The Government has outlined a set of urgent measures aimed at easing the burden of rising fuel prices following an emergency Cabinet meeting held on Thursday, April 9, 2026.
In a Facebook post, the Minister for Government Communications, Felix Kwakye Ofosu, disclosed that Cabinet has directed the Ministers of Finance and Energy to ensure a reduction in fuel prices in the next pricing window.
According to him, the reduction will be achieved through the temporary suspension of selected taxes and margins.
“This is to last for four weeks and is subject to review based on the evolving situation in the Middle East conflict and movements in crude oil prices,” he stated.
While specific taxes to be suspended are yet to be announced, the intervention is expected to provide short-term relief to consumers amid global price volatility.

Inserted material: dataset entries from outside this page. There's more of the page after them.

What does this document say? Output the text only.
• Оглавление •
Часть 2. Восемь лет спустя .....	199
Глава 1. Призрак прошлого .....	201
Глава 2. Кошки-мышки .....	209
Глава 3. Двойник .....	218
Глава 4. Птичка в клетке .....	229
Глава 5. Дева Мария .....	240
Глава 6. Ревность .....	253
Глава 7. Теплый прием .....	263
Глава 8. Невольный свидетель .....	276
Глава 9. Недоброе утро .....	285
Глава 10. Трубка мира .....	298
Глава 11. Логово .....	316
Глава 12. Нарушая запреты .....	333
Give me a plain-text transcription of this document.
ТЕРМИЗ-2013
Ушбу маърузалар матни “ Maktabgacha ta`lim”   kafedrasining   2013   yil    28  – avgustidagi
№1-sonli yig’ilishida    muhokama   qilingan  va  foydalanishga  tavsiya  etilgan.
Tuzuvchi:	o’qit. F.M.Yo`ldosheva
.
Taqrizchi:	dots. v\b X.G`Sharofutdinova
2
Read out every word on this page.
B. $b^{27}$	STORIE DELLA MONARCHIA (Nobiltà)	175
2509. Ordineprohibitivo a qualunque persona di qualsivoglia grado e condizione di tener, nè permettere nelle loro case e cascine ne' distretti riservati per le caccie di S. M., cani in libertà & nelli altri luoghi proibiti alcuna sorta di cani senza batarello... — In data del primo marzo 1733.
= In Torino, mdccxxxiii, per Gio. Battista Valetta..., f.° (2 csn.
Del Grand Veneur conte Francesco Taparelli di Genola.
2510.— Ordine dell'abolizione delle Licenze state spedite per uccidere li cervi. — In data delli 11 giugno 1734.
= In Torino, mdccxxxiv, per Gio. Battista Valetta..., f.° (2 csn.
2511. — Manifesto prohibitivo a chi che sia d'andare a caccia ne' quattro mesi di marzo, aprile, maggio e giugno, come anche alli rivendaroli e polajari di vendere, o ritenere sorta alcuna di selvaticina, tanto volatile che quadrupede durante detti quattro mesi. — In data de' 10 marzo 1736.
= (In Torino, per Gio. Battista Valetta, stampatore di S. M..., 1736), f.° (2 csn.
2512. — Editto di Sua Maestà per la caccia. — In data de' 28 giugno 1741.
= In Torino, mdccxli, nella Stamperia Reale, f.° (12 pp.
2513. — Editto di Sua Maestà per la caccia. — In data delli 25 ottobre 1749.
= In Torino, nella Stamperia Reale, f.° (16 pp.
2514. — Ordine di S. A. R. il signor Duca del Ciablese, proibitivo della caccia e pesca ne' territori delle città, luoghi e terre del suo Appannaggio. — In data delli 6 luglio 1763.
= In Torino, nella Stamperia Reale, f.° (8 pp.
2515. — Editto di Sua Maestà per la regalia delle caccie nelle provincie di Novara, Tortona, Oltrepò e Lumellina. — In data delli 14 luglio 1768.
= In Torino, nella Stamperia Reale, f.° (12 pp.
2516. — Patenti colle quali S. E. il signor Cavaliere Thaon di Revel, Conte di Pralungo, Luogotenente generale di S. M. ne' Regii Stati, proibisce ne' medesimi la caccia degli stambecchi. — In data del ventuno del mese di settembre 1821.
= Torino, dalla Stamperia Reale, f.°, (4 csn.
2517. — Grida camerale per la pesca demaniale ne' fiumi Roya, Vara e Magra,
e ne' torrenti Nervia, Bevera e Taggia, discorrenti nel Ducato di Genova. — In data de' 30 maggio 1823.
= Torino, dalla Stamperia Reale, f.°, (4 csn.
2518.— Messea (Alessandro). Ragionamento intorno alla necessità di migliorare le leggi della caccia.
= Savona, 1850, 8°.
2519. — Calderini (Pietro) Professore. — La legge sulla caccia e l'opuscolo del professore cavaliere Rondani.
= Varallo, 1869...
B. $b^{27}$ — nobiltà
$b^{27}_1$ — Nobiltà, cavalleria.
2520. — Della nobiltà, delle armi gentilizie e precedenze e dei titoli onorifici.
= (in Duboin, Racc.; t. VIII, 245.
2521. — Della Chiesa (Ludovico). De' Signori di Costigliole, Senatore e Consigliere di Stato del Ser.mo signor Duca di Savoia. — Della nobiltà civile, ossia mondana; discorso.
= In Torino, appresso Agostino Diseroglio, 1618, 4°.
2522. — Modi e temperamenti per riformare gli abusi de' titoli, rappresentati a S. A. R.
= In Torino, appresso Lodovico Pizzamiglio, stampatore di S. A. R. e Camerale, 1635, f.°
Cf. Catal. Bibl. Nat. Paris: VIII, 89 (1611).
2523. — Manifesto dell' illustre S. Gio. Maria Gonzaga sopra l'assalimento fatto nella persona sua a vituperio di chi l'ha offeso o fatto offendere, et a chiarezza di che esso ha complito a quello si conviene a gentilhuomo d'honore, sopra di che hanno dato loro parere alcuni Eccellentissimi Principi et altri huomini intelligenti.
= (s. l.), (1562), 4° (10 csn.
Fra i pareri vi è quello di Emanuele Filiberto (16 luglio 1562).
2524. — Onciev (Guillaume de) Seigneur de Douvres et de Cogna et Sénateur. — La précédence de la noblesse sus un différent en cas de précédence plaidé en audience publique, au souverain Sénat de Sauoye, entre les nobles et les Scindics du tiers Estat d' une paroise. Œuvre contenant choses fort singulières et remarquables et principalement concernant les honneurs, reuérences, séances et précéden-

Cabinet has also tasked the Transport Ministry with rolling out additional public transport support to cushion commuters.
The Minister for Transport has been directed to fast-track the deployment of 100 newly acquired Metro Mass Transit buses onto major routes, with instructions to maintain fares lower than those charged by private operators.
In addition, Government is tightening internal spending, with all Ministers and senior appointees ordered to strictly comply with the President’s directive cancelling fuel allocations and allowances.
The measures signal a broader effort to manage the impact of fuel price fluctuations while promoting cost-saving within the public sector.